Emmerson Mnangagwa, seen here during elections in 2008, is poised to become Zimbabwe's new leader.
Mnangagwa was security minister at the time of Mugabe’s “Gukurahundi” campaign that, from 1983 to 1987, saw security forces kill thousands of people whom the ruling government perceived as political opponents or accused of fostering dissent. In 2008, the military launched yet another crackdown in which armed forces killed or disappeared at least 200 opposition supporters during the country’s election. Mnangagwa is reported to have been a key go-between for the military and ZANU-PF in orchestrating those attacks. There has been no accountability for these abuses, according to Mavhinga, and since many of the officials active or complicit in carrying them out now stand to rule Zimbabwe, it seems extremely unlikely that they will answer for their actions anytime soon. “It’s a change in leadership of individuals, but the authoritarian system remains intact,” Mavhinga said.
Fears For The Future Of Zimbabwe
The army’s takeover has so far seen a reshuffling of the country’s elite power brokers, but massive reforms are needed to change a political system with an entrenched history of human rights abuses and authoritarianism. Rights groups fear that there’s no guarantee the military coup will lead to much-needed transition toward free and fair elections, and could instead further deteriorate democracy and the rule of law in the country.
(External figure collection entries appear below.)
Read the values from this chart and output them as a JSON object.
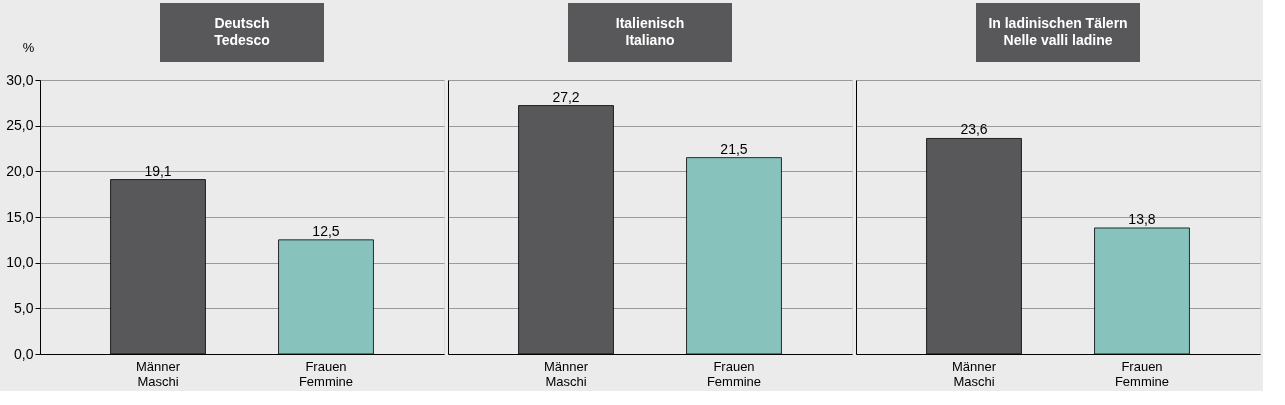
{
  "chart_data": [
    {
      "type": "bar",
      "title": "Deutsch\nTedesco",
      "ylabel": "%",
      "categories": [
        "Männer\nMaschi",
        "Frauen\nFemmine"
      ],
      "values": [
        19.1,
        12.5
      ],
      "colors": [
        "#58585a",
        "#87c2bc"
      ],
      "value_labels": [
        "19,1",
        "12,5"
      ],
      "ylim": [
        0,
        30
      ],
      "yticks": [
        {
          "value": 0,
          "label": "0,0"
        },
        {
          "value": 5,
          "label": "5,0"
        },
        {
          "value": 10,
          "label": "10,0"
        },
        {
          "value": 15,
          "label": "15,0"
        },
        {
          "value": 20,
          "label": "20,0"
        },
        {
          "value": 25,
          "label": "25,0"
        },
        {
          "value": 30,
          "label": "30,0"
        }
      ],
      "grid": "y"
    },
    {
      "type": "bar",
      "title": "Italienisch\nItaliano",
      "categories": [
        "Männer\nMaschi",
        "Frauen\nFemmine"
      ],
      "values": [
        27.2,
        21.5
      ],
      "colors": [
        "#58585a",
        "#87c2bc"
      ],
      "value_labels": [
        "27,2",
        "21,5"
      ],
      "ylim": [
        0,
        30
      ],
      "yticks": [
        0,
        5,
        10,
        15,
        20,
        25,
        30
      ],
      "grid": "y",
      "tick_labels": "x"
    },
    {
      "type": "bar",
      "title": "In ladinischen Tälern\nNelle valli ladine",
      "categories": [
        "Männer\nMaschi",
        "Frauen\nFemmine"
      ],
      "values": [
        23.6,
        13.8
      ],
      "colors": [
        "#58585a",
        "#87c2bc"
      ],
      "value_labels": [
        "23,6",
        "13,8"
      ],
      "ylim": [
        0,
        30
      ],
      "yticks": [
        0,
        5,
        10,
        15,
        20,
        25,
        30
      ],
      "grid": "y",
      "tick_labels": "x"
    }
  ]
}
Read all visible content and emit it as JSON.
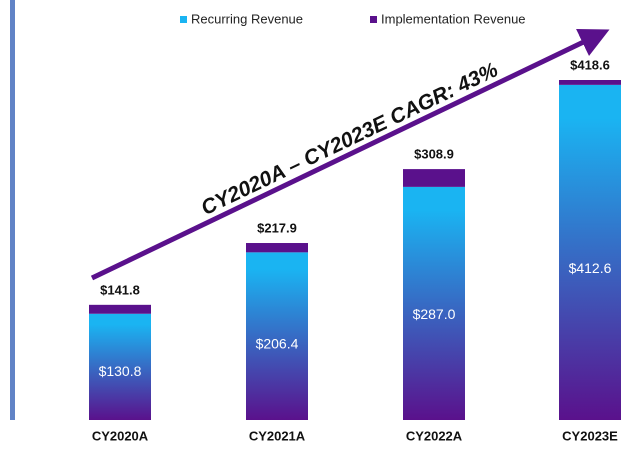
{
  "chart_data": {
    "type": "stacked_bar",
    "annotation": "CY2020A – CY2023E CAGR: 43%",
    "categories": [
      "CY2020A",
      "CY2021A",
      "CY2022A",
      "CY2023E"
    ],
    "series": [
      {
        "name": "Recurring Revenue",
        "color": "#1ab4f2",
        "values": [
          130.8,
          206.4,
          287.0,
          412.6
        ],
        "value_labels": [
          "$130.8",
          "$206.4",
          "$287.0",
          "$412.6"
        ]
      },
      {
        "name": "Implementation Revenue",
        "color": "#5a118c",
        "values": [
          11.0,
          11.5,
          21.9,
          6.0
        ]
      }
    ],
    "totals": [
      141.8,
      217.9,
      308.9,
      418.6
    ],
    "total_labels": [
      "$141.8",
      "$217.9",
      "$308.9",
      "$418.6"
    ]
  }
}
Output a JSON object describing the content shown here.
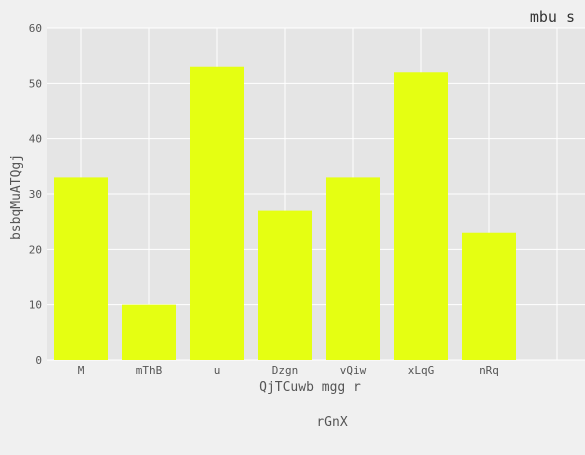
{
  "chart_data": {
    "type": "bar",
    "title": "mbu s",
    "xlabel": "QjTCuwb  mgg r",
    "ylabel": "bsbqMuATQgj",
    "categories": [
      "M",
      "mThB",
      "u",
      "Dzgn",
      "vQiw",
      "xLqG",
      "nRq"
    ],
    "values": [
      33,
      10,
      53,
      27,
      33,
      52,
      23
    ],
    "ylim": [
      0,
      60
    ],
    "yticks": [
      0,
      10,
      20,
      30,
      40,
      50,
      60
    ],
    "grid": true,
    "legend": {
      "placement": "bottom-center",
      "label": "rGnX"
    },
    "colors": {
      "bar": "#e5ff12",
      "plot_bg": "#e5e5e5",
      "grid": "#ffffff",
      "page_bg": "#f0f0f0"
    }
  }
}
The ruling ZANU-PF party’s chief whip, Lovemore Matuke, said on Tuesday that Mnangagwa would stay on as leader until elections in 2018, but it remains to be seen whether that vote is conducted fairly and without a crackdown on political opposition as there has been in the past. “Zimbabwean elections for many years have relied on limiting the number of people who are allowed to participate,” said Piers Pigou, senior consultant for Southern Africa for the International Crisis Group think tank.